How Long Seeds Take to Develop
The time from pollination to a fully mature seed varies enormously depending on the species. Some fast-growing weeds can produce viable seeds in as little as 7 to 9 days after pollination. Many garden vegetables and annual flowers take a few weeks to a couple of months. At the other end of the spectrum, pine cones can take two to three years from pollination to seed release, spending a full growing season just completing fertilization before the embryo even begins to develop.
The Range of Seed Sizes
Seeds span an astonishing range. The smallest belong to orchids, which produce dust-like seeds so tiny they’re nearly invisible to the naked eye. A single orchid pod can release millions of them.

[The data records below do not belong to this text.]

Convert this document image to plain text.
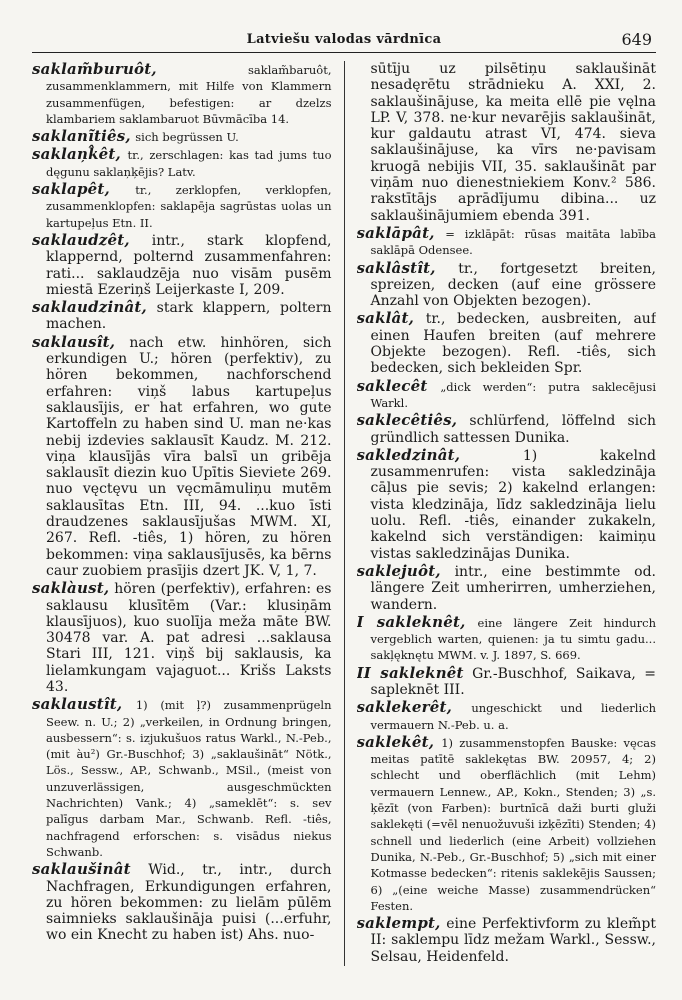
Latviešu valodas vārdnīca	649

saklam̃buruôt,	saklam̃baruôt, zusammenklammern, mit Hilfe von Klammern zusammenfügen, befestigen: ar dzelzs klambariem saklambaruot Būvmācība 14.

saklanĩtiês, sich begrüssen U.

saklaņk̂êt, tr., zerschlagen: kas tad jums tuo dęgunu saklaņķējis? Latv.

saklapêt, tr., zerklopfen, verklopfen, zusammenklopfen: saklapēja sagrūstas uolas un kartupeļus Etn. II.

saklaudzêt, intr., stark klopfend, klappernd, polternd zusammenfahren: rati... saklaudzēja nuo visām pusēm miestā Ezeriņš Leijerkaste I, 209.

saklaudzinât, stark klappern, poltern machen.

saklausît, nach etw. hinhören, sich erkundigen U.; hören (perfektiv), zu hören bekommen, nachforschend erfahren: viņš labus kartupeļus saklausījis, er hat erfahren, wo gute Kartoffeln zu haben sind U. man ne·kas nebij izdevies saklausīt Kaudz. M. 212. viņa klausījās vīra balsī un gribēja saklausīt diezin kuo Upītis Sieviete 269. nuo vęctęvu un vęcmāmuliņu mutēm saklausītas Etn. III, 94. ...kuo īsti draudzenes saklausījušas MWM. XI, 267. Refl. -tiês, 1) hören, zu hören bekommen: viņa saklausījusēs, ka bērns caur zuobiem prasījis dzert JK. V, 1, 7.

saklàust, hören (perfektiv), erfahren: es saklausu klusītēm (Var.: klusiņām klausījuos), kuo suolīja meža māte BW. 30478 var. A. pat adresi ...saklausa Stari III, 121. viņš bij saklausis, ka lielamkungam vajaguot... Krišs Laksts 43.

saklaustît, 1) (mit ļ?) zusammenprügeln Seew. n. U.; 2) „verkeilen, in Ordnung bringen, ausbessern“: s. izjukušuos ratus Warkl., N.-Peb., (mit àu²) Gr.-Buschhof; 3) „saklaušināt“ Nötk., Lös., Sessw., AP., Schwanb., MSil., (meist von unzuverlässigen, ausgeschmückten Nachrichten) Vank.; 4) „sameklēt“: s. sev palīgus darbam Mar., Schwanb. Refl. -tiês, nachfragend erforschen: s. visādus niekus Schwanb.

saklaušinât Wid., tr., intr., durch Nachfragen, Erkundigungen erfahren, zu hören bekommen: zu lielām pūlēm saimnieks saklaušināja puisi (...erfuhr, wo ein Knecht zu haben ist) Ahs. nuo-

sūtīju uz pilsētiņu saklaušināt nesadęrētu strādnieku A. XXI, 2. saklaušinājuse, ka meita ellē pie vęlna LP. V, 378. ne·kur nevarējis saklaušināt, kur galdautu atrast VI, 474. sieva saklaušinājuse, ka vīrs ne·pavisam kruogā nebijis VII, 35. saklaušināt par viņām nuo dienestniekiem Konv.² 586. rakstītājs aprādījumu dibina... uz saklaušinājumiem ebenda 391.

saklāpât, = izklāpāt: rūsas maitāta labība saklāpā Odensee.

saklâstît, tr., fortgesetzt breiten, spreizen, decken (auf eine grössere Anzahl von Objekten bezogen).

saklât, tr., bedecken, ausbreiten, auf einen Haufen breiten (auf mehrere Objekte bezogen). Refl. -tiês, sich bedecken, sich bekleiden Spr.

saklecêt „dick werden“: putra saklecējusi Warkl.

saklecêtiês, schlürfend, löffelnd sich gründlich sattessen Dunika.

sakledzinât,	1) kakelnd zusammenrufen: vista sakledzināja cāļus pie sevis; 2) kakelnd erlangen: vista kledzināja, līdz sakledzināja lielu uolu. Refl. -tiês, einander zukakeln, kakelnd sich verständigen: kaimiņu vistas sakledzinājas Dunika.

saklejuôt, intr., eine bestimmte od. längere Zeit umherirren, umherziehen, wandern.

I sakleknêt, eine längere Zeit hindurch vergeblich warten, quienen: ja tu simtu gadu... sakļęknętu MWM. v. J. 1897, S. 669.

II sakleknêt Gr.-Buschhof, Saikava, = sapleknēt III.

saklekerêt, ungeschickt und liederlich vermauern N.-Peb. u. a.

saklekêt, 1) zusammenstopfen Bauske: vęcas meitas patītē saklekętas BW. 20957, 4; 2) schlecht und oberflächlich (mit Lehm) vermauern Lennew., AP., Kokn., Stenden; 3) „s. ķēzīt (von Farben): burtnīcā daži burti gluži saklekęti (=vēl nenuožuvuši izķēzīti) Stenden; 4) schnell und liederlich (eine Arbeit) vollziehen Dunika, N.-Peb., Gr.-Buschhof; 5) „sich mit einer Kotmasse bedecken“: ritenis saklekējis Saussen; 6) „(eine weiche Masse) zusammendrücken“ Festen.

saklempt, eine Perfektivform zu klem̃pt II: saklempu līdz mežam Warkl., Sessw., Selsau, Heidenfeld.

At the opposite extreme, the double coconut (also called the coco de mer) produces the world’s largest seed, a massive nut that can weigh over 40 pounds. The size of a seed generally reflects its strategy: orchid seeds carry almost no food reserves and rely on symbiotic fungi to nourish them after germination, while the double coconut packs enough energy to sustain a large seedling on nutrient-poor island soil.
Plants That Don’t Produce Seeds
It’s worth knowing which plants fall outside the seed-producing club. Ferns reproduce by releasing spores from small clusters on the undersides of their leaves. Mosses and liverworts also use spores, and their reproduction still depends on water for the sperm to reach the egg. Algae, while not technically land plants, also reproduce without seeds. These groups thrived long before seed plants appeared and continue to fill ecological niches where their reproductive strategies work well, particularly in damp, shaded environments.